Enthusiasts will out, of course – they’ll find their informed sources, like Gramophone – and go on broadening their horizons. But the powers that be will invariably keep them and the music they revere in their place. When I first arrived on the newly founded (and for a time well-named) Independent newspaper my then arts editor encouraged detailed criticism and feature writing. Grown-up stuff. One of my first assignments was to contribute to a series entitled ‘Vocal Heroes’ when the brief was to take a voice of one’s choice – any voice – and
present an ‘anatomy’ of it. ‘Of course I want a good read’ said the editor, ‘but I want it to be technical as hell!’ In other words, give us chapter and verse on the mechanics of these voices. I chose Barbra Streisand and Luciano Pavarotti for two of the series and by stretching me they brought out the best of me. Such commissioning would, of course, be inconceivable in what remains of newspapers these days.

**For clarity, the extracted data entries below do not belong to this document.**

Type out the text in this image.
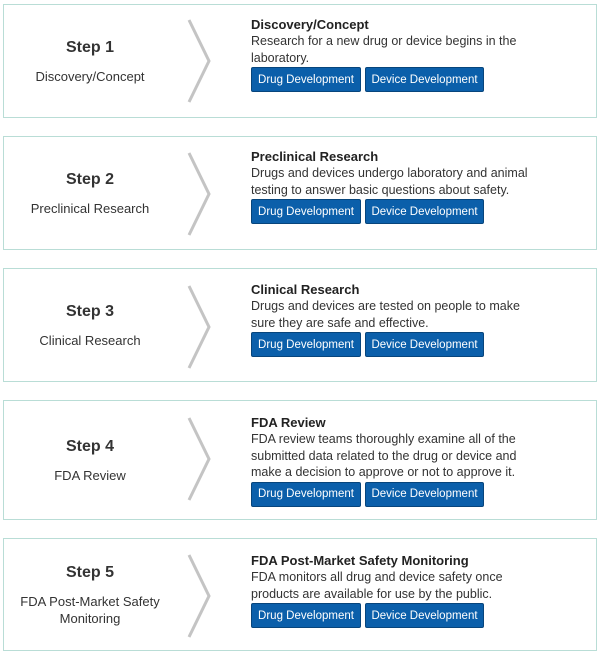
Step 1
Discovery/Concept
Discovery/Concept
Research for a new drug or device begins in the laboratory.
Drug Development	Device Development
Step 2
Preclinical Research
Preclinical Research
Drugs and devices undergo laboratory and animal testing to answer basic questions about safety.
Drug Development	Device Development
Step 3
Clinical Research
Clinical Research
Drugs and devices are tested on people to make sure they are safe and effective.
Drug Development	Device Development
Step 4
FDA Review
FDA Review
FDA review teams thoroughly examine all of the submitted data related to the drug or device and make a decision to approve or not to approve it.
Drug Development	Device Development
Step 5
FDA Post-Market Safety Monitoring
FDA Post-Market Safety Monitoring
FDA monitors all drug and device safety once products are available for use by the public.
Drug Development	Device Development
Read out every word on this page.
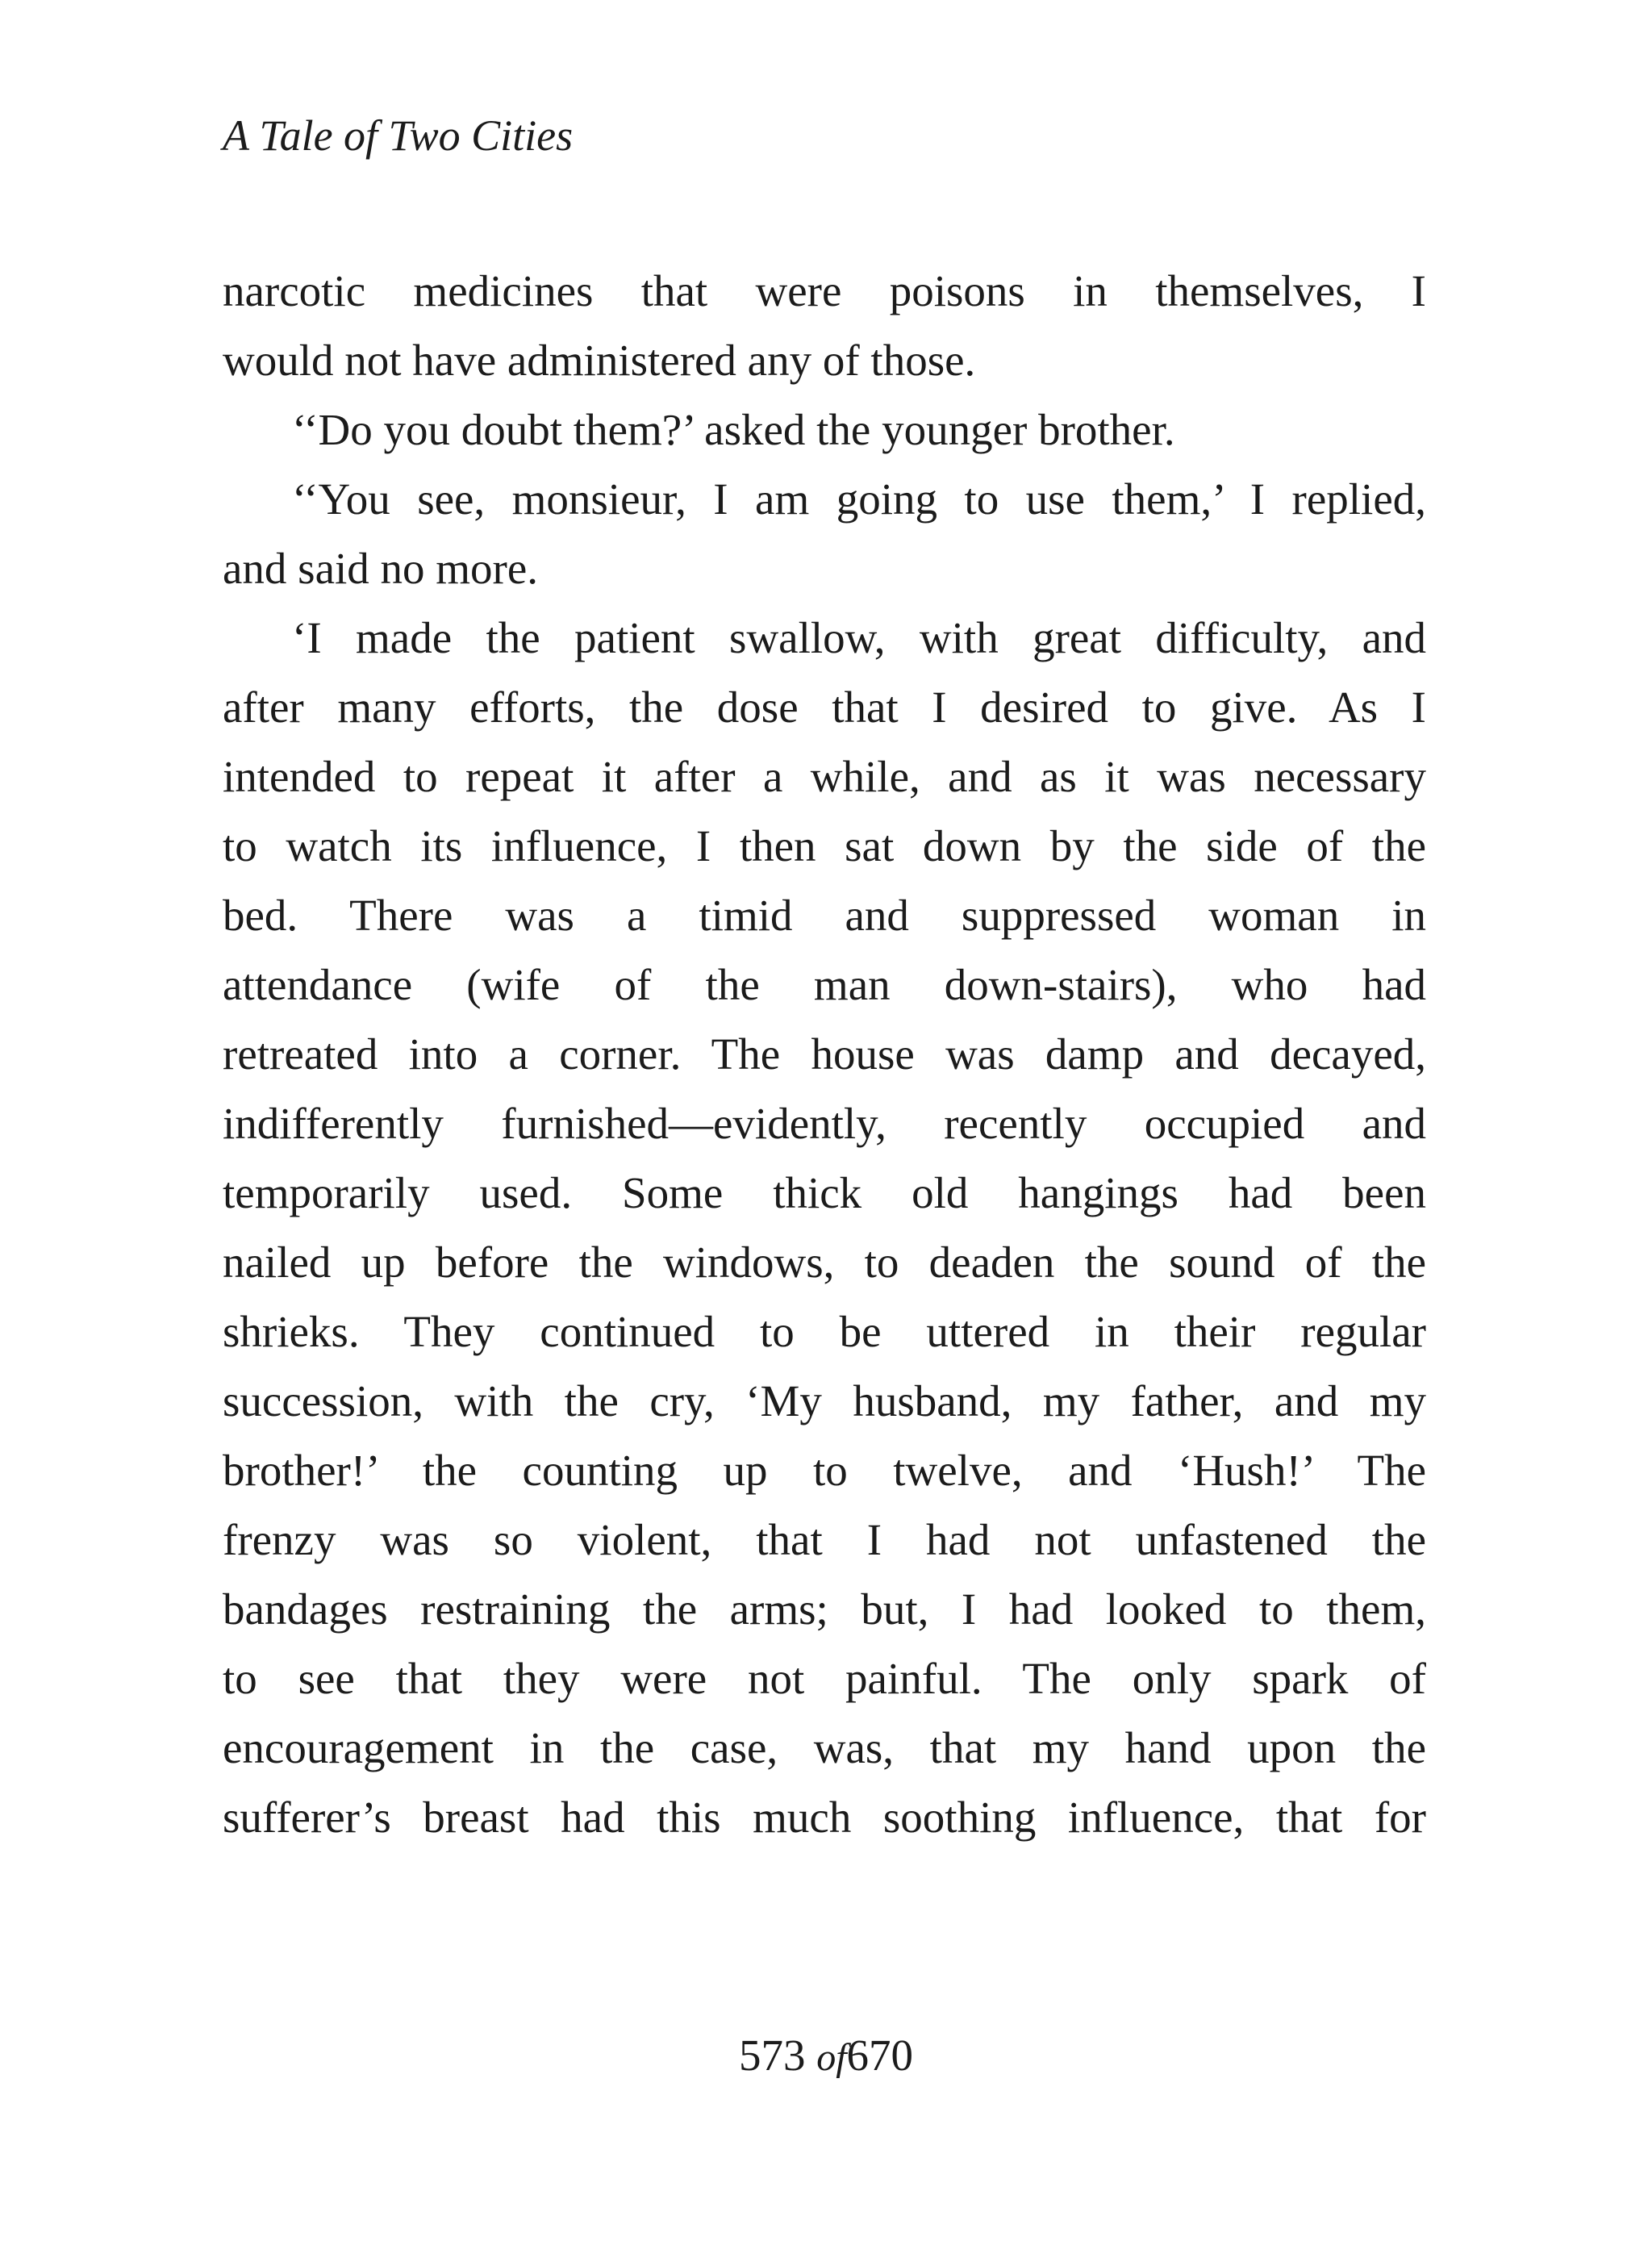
A Tale of Two Cities
narcotic medicines that were poisons in themselves, I
would not have administered any of those.
‘‘Do you doubt them?’ asked the younger brother.
‘‘You see, monsieur, I am going to use them,’ I replied,
and said no more.
‘I made the patient swallow, with great difficulty, and
after many efforts, the dose that I desired to give. As I
intended to repeat it after a while, and as it was necessary
to watch its influence, I then sat down by the side of the
bed. There was a timid and suppressed woman in
attendance (wife of the man down-stairs), who had
retreated into a corner. The house was damp and decayed,
indifferently furnished—evidently, recently occupied and
temporarily used. Some thick old hangings had been
nailed up before the windows, to deaden the sound of the
shrieks. They continued to be uttered in their regular
succession, with the cry, ‘My husband, my father, and my
brother!’ the counting up to twelve, and ‘Hush!’ The
frenzy was so violent, that I had not unfastened the
bandages restraining the arms; but, I had looked to them,
to see that they were not painful. The only spark of
encouragement in the case, was, that my hand upon the
sufferer’s breast had this much soothing influence, that for
573 of670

I started to see the change when subsequent arts editors said things like ‘well did you like it or not?’ Nothing is ever that simple.
The devil is in the detail and if the detail is expertly conveyed then the reader will not just read but hear the points that said writer is making. It’s all very subjective, of course, but that’s what makes it so exciting.
They had a classical music category on the TV quiz show Pointless the other day (I nearly fell over backwards) – and you could almost feel the tacit apology in the air as the subject came up. Contrast that with the spectacle of Daniel Barenboim choosing to talk to his audience in advance of a performance of Schoenberg’s Variations for Orchestra at London’s Festival Hall some years back. He spoke for twice as long as the work’s actual duration illustrating in a few well chosen extracts where Schoenberg might be ‘hiding’ his theme. It essentially became a game of hide and seek in which the audience was complicit. At the close he simply said ‘Remember, the beauty of this piece is in its complexity’. And, do you know, I don’t think I’ve ever heard an audience listen so intently. They may never want to hear the piece again but they’d been invited in.